Datastream は Secret Manager と統合されているため、ソース データベースのパスワードなどの認証リソースを安全に保存できます。接続プロファイルを作成するときにプレーン テキストのパスワードを使用するのではなく、シークレットを作成して使用します。
シークレットとは
シークレットは、ラベル、アノテーション、権限などのメタデータを含むグローバル リソースです。
シークレットにはシークレット バージョンもあります。シークレット バージョンには、API キー、パスワード、証明書などのシークレット リソースの実際のデータが保存されます。各バージョンには一意の識別子またはタイムスタンプがあります。
シークレットと暗号鍵の違い
シークレットの管理は暗号鍵の管理と同様に重要ですが、データ セキュリティの異なる領域に重点を置いています。ユースケースと保存する機密情報の種類に応じて、どちらか一方を使用します。
通常は、機密データをバイナリ blob またはテキスト文字列として安全に保存して管理するために、シークレットを選択します。シークレットには実際のデータが保存されますが、アクセスするには、シークレット メタデータで定義された特定の権限が必要です。
一方、データの暗号化または復号が必要な場合は、暗号鍵が適しています。暗号化に使用される実際の暗号データは表示または抽出できません。Cloud Key Management Service などの鍵管理システムは、通常、データベース内の行、画像、ファイルなどの暗号化など、より要求の厳しいシナリオを管理するために使用されます。
データに追加の保護レイヤが必要な場合は、顧客管理の暗号鍵(CMEK)を有効にして、Cloud Key Management Service に保存されている独自の暗号鍵を使用して、Secret Manager のシークレットを保護できます。Datastream で CMEK を使用する方法の詳細については、顧客管理の暗号鍵(CMEK)を使用するをご覧ください。

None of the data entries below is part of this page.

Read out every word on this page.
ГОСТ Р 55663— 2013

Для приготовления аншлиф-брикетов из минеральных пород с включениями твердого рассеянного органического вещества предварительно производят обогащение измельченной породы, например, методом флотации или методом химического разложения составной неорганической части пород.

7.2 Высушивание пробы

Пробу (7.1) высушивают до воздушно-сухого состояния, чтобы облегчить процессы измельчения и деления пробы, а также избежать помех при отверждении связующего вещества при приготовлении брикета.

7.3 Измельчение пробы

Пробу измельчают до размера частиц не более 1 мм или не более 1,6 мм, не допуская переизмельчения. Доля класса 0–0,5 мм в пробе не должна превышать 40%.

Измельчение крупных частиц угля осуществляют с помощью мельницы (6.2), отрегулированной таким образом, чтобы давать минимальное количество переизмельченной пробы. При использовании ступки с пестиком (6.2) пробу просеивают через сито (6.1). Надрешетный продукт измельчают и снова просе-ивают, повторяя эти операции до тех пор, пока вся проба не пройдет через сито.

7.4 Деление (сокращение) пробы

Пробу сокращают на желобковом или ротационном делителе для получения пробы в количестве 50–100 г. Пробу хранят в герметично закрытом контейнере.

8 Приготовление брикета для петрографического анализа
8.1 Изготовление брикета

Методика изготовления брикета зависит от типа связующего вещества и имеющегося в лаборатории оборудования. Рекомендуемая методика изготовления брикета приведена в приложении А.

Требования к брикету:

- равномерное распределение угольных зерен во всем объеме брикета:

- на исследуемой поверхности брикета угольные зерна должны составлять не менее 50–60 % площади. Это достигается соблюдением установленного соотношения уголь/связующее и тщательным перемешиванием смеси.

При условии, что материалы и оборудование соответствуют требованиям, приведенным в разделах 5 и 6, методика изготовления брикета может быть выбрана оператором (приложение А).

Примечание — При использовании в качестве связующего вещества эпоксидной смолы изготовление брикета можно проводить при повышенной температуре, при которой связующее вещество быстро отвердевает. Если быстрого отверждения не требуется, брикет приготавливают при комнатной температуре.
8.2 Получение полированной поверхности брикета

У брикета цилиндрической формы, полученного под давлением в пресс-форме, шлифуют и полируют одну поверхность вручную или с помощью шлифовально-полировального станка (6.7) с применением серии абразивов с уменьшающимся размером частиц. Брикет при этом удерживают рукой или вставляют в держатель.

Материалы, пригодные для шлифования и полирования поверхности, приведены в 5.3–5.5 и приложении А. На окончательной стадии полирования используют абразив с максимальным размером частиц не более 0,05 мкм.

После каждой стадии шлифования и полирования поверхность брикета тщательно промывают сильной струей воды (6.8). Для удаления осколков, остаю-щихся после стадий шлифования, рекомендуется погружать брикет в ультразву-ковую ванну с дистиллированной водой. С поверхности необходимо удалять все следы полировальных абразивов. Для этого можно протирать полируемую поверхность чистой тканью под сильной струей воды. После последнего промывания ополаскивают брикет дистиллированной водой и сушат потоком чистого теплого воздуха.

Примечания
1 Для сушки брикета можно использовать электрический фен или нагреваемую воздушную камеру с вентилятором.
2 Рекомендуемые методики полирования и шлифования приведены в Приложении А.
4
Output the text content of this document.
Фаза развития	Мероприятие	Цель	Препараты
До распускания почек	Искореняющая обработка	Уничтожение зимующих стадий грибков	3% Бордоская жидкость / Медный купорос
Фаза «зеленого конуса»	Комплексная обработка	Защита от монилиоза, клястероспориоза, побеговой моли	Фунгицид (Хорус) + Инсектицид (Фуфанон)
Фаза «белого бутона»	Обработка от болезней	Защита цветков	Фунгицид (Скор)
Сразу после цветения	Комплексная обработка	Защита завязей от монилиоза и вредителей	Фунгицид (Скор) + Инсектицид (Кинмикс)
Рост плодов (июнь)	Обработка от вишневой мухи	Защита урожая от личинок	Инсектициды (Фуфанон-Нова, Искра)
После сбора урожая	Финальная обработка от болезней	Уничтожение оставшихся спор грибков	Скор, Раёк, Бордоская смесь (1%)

Datastream で Secret Manager を使用する
Datastream で使用する機密データを保存するには、Secret Manager を使用してシークレットを作成する必要があります。詳細については、シークレットを作成するをご覧ください。
接続プロファイルの接続の詳細を定義するときに、シークレットを作成することもできます。詳細については、接続プロファイルを作成するをご覧ください。
必要なロール
Datastream で Secret Manager を使用するために必要な権限を取得するには、Datastream サービス アカウントに対する Secret Manager のシークレット アクセサー (roles/secretmanager.secretAccessor)IAM ロールを付与するよう管理者に依頼してください。ロールの付与については、プロジェクト、フォルダ、組織に対するアクセス権の管理をご覧ください。
必要な権限は、カスタムロールや他の事前定義ロールから取得することもできます。